Financial institutions stand to make billions from the $350 billion coronavirus bailout package for small and medium-sized businesses (SMBs), according to a Financial Times (FT) report on Tuesday (March 31).
The $2 trillion stimulus bill was passed on Friday (March 29) and announced that the Small Business Administration (SBA) will extend loans through banks and credit unions to SMBs crippled by the coronavirus and employing fewer than 500 people.
Lenders will reap the benefits of processing fees — 5 percent for loans under $350,000, 3 percent for loans under $2 million, and 1 percent for loans greater than $2 million. The fees will be covered by the federal government.
The loan will be forgiven if small businesses use the funds for payroll, mortgage interest, rent or utilities. If the business lays off people or reduces paychecks, less of the loan will be forgiven.
Businesses can take out loans up to $10 million that are equal to 2.5 times their average monthly payroll.
“Speed is the operative word,” said Jovita Carranza, administrator for the SBA. “Applications for the emergency capital can begin as early as this week, with lenders using their own systems and processes to make these loans.”

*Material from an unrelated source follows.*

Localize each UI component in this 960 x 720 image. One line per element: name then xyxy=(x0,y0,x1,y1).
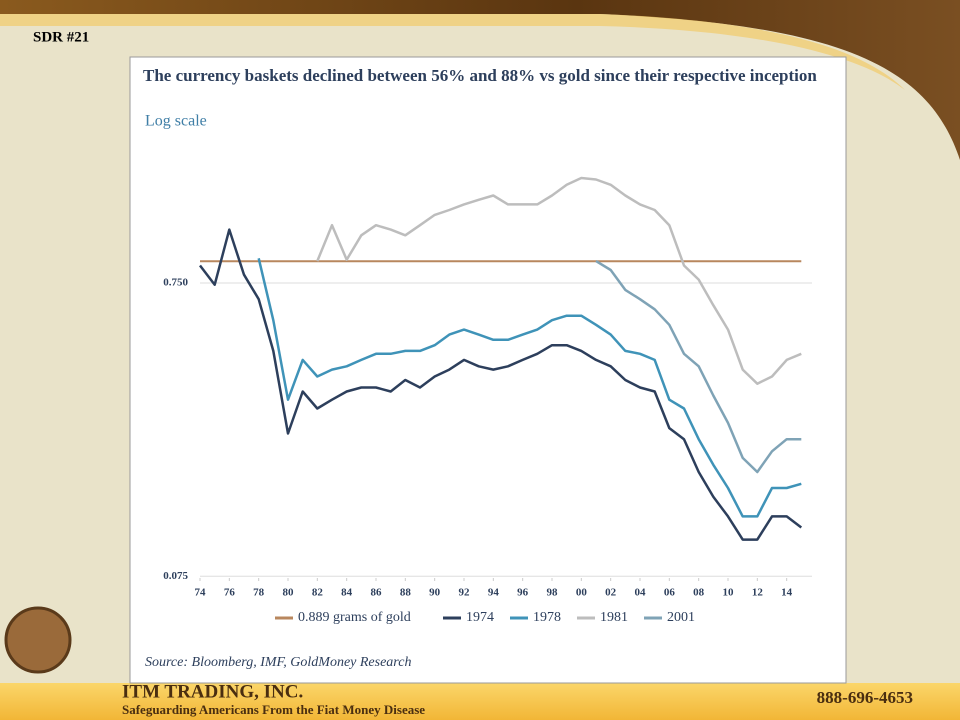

The SBA said there are 30 million SMBs with fewer than 500 employees in the U.S., employing almost 50 percent of the private workforce, some 60 million workers. The advocacy group National Federation of Independent Business indicate that roughly 75 percent of its members have been negatively affected in some way due to the COVID-19 pandemic.
Claudia Sahm, a former research section chief at the Federal Reserve, told FT that incentivizing banks with fees helps the SBA’s “limited capacity.” Millions of applications are anticipated.
A debt trap may loom for the smaller businesses that desperately, and immediately, need access to capital.
The impact will be most keenly felt by the businesses that rely on crowds, on foot traffic, to drive sales and profits. These are the same firms that have been shuttered across several states — barbershops, restaurants, gyms and nightclubs.